Zu A) Aufhebung des angefochtenen Bescheides:

Die maßgeblichen Bestimmungen des Asylgesetzes 2005 (AsylG 2005) lauten:

"§ 5. (1) Ein nicht gemäß §§ 4 oder 4a erledigter Antrag auf internationalen Schutz ist als unzulässig zurückzuweisen, wenn ein anderer Staat vertraglich oder auf Grund der Dublin - Verordnung zur Prüfung des Asylantrages oder des Antrages auf internationalen Schutz zuständig ist. Mit der Zurückweisungsentscheidung ist auch festzustellen, welcher Staat zuständig ist. Eine Zurückweisung des Antrages hat zu unterbleiben, wenn im Rahmen einer Prüfung des § 9 Abs. 2 BFA-VG festgestellt wird, dass eine mit der Zurückweisung verbundene Anordnung zur Außerlandesbringung zu einer Verletzung von Art. 8 EMRK führen würde.

(2) [...]

(3) Sofern nicht besondere Gründe, die in der Person des Asylwerbers gelegen sind, glaubhaft gemacht werden oder beim Bundesamt oder beim Bundesverwaltungsgericht offenkundig sind, die für die reale Gefahr des fehlenden Schutzes vor Verfolgung sprechen, ist davon auszugehen, dass der Asylwerber in einem Staat nach Abs. 1 Schutz vor Verfolgung findet.

§ 10. (1) Eine Entscheidung nach diesem Bundesgesetz ist mit einer Rückkehrentscheidung oder einer Anordnung zur Außerlandesbringung gemäß dem 8. Hauptstück des FPG zu verbinden, wenn

1. der Antrag auf internationalen Schutz gemäß §§ 4 oder 4a zurückgewiesen wird,

2. der Antrag auf internationalen Schutz gemäß § 5 zurückgewiesen wird,

3.-5. [...]

und in den Fällen der Z 1 und 3 bis 5 von Amts wegen ein Aufenthaltstitel gemäß § 57 nicht erteilt wird sowie in den Fällen der Z 1 bis 5 kein Fall der §§ 8 Abs. 3a oder 9 Abs. 2 vorliegt.

(2)-(3) [...]"

§ 9 Abs. 1 und 2 BFA-Verfahrensgesetz (BFA-VG) lautet:

"§ 9. (1) Wird durch eine Rückkehrentscheidung gemäß § 52 FPG, eine Anordnung zur Außerlandesbringung gemäß § 61 FPG, eine Ausweisung gemäß § 66 FPG oder ein Aufenthaltsverbot gemäß § 67 FPG in das Privat- oder Familienleben des Fremden eingegriffen, so ist die Erlassung der Entscheidung zulässig, wenn dies zur Erreichung der im Art. 8 Abs. 2 EMRK genannten Ziele dringend geboten ist.

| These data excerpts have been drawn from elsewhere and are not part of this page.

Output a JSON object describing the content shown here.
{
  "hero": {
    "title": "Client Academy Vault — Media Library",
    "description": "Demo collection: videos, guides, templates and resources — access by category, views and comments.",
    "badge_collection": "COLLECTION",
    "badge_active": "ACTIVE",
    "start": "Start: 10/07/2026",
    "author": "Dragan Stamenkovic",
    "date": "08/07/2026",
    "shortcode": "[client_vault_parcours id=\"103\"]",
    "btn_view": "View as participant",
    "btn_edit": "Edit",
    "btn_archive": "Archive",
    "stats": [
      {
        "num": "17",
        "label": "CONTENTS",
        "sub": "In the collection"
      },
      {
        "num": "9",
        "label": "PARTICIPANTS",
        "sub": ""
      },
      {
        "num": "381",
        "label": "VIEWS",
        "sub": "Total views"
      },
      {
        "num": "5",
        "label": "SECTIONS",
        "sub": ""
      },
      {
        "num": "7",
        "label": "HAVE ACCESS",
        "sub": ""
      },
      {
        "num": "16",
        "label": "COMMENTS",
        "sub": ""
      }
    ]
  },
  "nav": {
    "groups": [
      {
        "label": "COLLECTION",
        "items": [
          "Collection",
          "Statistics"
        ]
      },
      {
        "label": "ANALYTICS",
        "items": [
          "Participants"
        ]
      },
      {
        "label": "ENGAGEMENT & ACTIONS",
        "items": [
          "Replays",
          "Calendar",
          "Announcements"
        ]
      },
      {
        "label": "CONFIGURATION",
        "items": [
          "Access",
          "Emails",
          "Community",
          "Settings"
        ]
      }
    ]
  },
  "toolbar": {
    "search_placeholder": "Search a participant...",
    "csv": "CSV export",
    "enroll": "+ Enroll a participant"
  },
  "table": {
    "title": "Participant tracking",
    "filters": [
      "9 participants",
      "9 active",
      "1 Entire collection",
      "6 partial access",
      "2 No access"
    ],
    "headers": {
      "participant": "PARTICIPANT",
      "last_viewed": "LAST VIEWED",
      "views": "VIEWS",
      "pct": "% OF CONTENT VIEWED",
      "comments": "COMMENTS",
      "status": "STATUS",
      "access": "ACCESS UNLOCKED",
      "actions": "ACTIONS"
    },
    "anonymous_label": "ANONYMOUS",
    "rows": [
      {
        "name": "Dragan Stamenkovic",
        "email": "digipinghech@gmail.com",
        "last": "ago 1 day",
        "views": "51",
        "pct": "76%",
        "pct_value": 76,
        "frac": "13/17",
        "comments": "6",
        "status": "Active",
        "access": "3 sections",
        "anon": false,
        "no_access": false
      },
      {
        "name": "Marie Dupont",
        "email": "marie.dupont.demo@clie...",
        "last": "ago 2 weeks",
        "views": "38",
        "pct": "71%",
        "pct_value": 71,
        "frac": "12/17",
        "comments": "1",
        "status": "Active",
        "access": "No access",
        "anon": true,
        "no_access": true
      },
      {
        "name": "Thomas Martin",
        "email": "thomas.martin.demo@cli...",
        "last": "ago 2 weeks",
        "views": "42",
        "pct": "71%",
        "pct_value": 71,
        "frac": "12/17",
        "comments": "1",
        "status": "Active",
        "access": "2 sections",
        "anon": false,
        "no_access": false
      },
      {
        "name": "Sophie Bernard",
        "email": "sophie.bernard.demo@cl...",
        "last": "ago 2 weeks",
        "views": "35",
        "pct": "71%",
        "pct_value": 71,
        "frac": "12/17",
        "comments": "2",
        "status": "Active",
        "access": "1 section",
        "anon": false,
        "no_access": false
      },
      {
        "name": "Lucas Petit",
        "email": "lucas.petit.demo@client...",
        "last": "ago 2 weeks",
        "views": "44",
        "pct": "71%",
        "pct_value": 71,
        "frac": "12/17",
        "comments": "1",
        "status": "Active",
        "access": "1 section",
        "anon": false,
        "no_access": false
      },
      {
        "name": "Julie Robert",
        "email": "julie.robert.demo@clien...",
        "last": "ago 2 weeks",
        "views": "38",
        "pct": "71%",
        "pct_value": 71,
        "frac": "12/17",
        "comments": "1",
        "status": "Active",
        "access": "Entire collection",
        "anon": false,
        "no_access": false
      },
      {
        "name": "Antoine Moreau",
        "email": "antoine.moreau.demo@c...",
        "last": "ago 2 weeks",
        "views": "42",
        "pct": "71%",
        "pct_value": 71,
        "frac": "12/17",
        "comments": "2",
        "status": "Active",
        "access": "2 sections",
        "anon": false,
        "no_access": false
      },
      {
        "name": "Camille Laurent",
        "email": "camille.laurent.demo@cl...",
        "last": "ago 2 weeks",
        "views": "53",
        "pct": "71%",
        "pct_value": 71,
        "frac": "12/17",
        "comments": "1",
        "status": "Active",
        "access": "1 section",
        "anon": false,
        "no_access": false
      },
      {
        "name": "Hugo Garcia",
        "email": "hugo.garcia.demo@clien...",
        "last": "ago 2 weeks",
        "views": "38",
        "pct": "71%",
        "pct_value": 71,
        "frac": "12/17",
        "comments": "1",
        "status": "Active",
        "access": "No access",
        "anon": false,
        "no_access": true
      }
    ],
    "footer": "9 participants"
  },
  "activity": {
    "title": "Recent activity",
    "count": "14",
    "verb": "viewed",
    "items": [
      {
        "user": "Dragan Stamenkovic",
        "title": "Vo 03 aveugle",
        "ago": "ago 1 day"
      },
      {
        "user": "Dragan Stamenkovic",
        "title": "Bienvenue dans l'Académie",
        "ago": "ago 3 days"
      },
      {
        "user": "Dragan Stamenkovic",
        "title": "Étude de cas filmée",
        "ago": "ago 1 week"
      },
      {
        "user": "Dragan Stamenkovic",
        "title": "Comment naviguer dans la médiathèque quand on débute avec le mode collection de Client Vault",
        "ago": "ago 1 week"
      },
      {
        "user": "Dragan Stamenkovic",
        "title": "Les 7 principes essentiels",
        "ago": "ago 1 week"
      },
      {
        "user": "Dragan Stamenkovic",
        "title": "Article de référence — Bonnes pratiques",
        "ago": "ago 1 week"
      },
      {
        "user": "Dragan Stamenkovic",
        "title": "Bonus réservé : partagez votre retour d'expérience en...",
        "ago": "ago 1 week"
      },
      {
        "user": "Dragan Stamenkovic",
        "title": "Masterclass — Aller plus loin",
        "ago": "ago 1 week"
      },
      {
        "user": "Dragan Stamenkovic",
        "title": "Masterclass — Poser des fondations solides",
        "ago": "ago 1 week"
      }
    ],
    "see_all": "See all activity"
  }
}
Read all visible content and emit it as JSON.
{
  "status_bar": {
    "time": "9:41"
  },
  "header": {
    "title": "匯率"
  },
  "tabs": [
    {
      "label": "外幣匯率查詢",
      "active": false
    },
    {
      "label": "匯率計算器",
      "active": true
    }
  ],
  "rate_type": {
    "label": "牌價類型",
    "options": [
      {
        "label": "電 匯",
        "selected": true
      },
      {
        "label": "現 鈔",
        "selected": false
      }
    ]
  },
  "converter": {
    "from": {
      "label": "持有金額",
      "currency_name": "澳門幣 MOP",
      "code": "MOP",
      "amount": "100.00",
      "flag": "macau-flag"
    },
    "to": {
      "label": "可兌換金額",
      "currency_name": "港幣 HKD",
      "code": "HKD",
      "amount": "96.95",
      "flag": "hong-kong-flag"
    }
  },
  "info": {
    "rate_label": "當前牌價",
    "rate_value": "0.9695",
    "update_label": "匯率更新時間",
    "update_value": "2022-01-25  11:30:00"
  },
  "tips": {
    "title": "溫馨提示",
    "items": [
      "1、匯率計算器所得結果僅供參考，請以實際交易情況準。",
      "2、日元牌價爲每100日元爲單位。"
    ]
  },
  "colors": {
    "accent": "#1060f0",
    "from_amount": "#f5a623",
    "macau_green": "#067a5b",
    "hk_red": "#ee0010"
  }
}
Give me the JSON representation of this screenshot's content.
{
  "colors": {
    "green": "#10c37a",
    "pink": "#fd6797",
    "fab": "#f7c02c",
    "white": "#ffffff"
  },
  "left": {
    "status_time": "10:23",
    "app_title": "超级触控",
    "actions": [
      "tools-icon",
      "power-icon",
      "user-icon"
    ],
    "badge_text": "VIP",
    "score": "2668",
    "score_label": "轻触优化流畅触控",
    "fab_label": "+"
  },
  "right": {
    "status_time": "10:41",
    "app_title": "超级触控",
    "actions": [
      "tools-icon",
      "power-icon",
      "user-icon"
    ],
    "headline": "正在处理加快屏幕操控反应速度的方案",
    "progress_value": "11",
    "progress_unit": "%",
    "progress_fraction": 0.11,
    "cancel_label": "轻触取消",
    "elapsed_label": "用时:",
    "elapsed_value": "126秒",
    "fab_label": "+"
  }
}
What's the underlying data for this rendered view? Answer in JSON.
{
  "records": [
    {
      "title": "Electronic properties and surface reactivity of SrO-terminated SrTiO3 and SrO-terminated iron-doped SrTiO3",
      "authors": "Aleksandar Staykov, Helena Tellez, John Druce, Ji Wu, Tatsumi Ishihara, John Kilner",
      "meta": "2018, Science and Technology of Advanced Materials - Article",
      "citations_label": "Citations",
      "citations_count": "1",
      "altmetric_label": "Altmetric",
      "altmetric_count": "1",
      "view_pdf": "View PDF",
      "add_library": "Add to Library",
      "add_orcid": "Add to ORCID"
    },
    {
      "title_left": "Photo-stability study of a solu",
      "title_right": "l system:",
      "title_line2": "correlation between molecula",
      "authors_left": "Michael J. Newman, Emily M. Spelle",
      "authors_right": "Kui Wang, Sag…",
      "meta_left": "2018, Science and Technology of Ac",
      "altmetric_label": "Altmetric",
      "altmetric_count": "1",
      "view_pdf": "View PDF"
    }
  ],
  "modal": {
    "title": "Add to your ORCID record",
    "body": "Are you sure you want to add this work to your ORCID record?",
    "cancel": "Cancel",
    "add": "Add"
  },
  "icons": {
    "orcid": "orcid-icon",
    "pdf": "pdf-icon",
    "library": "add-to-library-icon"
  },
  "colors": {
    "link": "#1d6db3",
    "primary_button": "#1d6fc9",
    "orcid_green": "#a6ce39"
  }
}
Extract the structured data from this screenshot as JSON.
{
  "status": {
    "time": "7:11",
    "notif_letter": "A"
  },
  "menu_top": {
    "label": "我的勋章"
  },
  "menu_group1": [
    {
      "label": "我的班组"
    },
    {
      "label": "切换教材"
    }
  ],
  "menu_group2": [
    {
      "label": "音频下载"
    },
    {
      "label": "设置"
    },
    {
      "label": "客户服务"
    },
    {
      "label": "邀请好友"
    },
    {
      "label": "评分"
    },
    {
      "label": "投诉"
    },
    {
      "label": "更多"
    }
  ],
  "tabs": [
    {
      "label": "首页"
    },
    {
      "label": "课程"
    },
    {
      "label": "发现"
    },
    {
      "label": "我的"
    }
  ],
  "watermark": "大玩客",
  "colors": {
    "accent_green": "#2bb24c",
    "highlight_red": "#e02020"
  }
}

(2) Bei der Beurteilung des Privat- und Familienlebens im Sinne des Art. 8 EMRK sind insbesondere zu berücksichtigen:

1. die Art und Dauer des bisherigen Aufenthaltes und die Frage, ob der bisherige Aufenthalt des Fremden rechtswidrig war,

2. das tatsächliche Bestehen eines Familienlebens,

3. die Schutzwürdigkeit des Privatlebens,

4. der Grad der Integration,

5. die Bindungen zum Heimatstaat des Fremden,

6. die strafgerichtliche Unbescholtenheit,

7. Verstöße gegen die öffentliche Ordnung, insbesondere im Bereich des Asyl-, Fremdenpolizei- und Einwanderungsrechts,

8. die Frage, ob das Privat- und Familienleben des Fremden in einem Zeitpunkt entstand, in dem sich die Beteiligten ihres unsicheren Aufenthaltsstatus bewusst waren,

9. die Frage, ob die Dauer des bisherigen Aufenthaltes des Fremden in den Behörden zurechenbaren überlangen Verzögerungen begründet ist."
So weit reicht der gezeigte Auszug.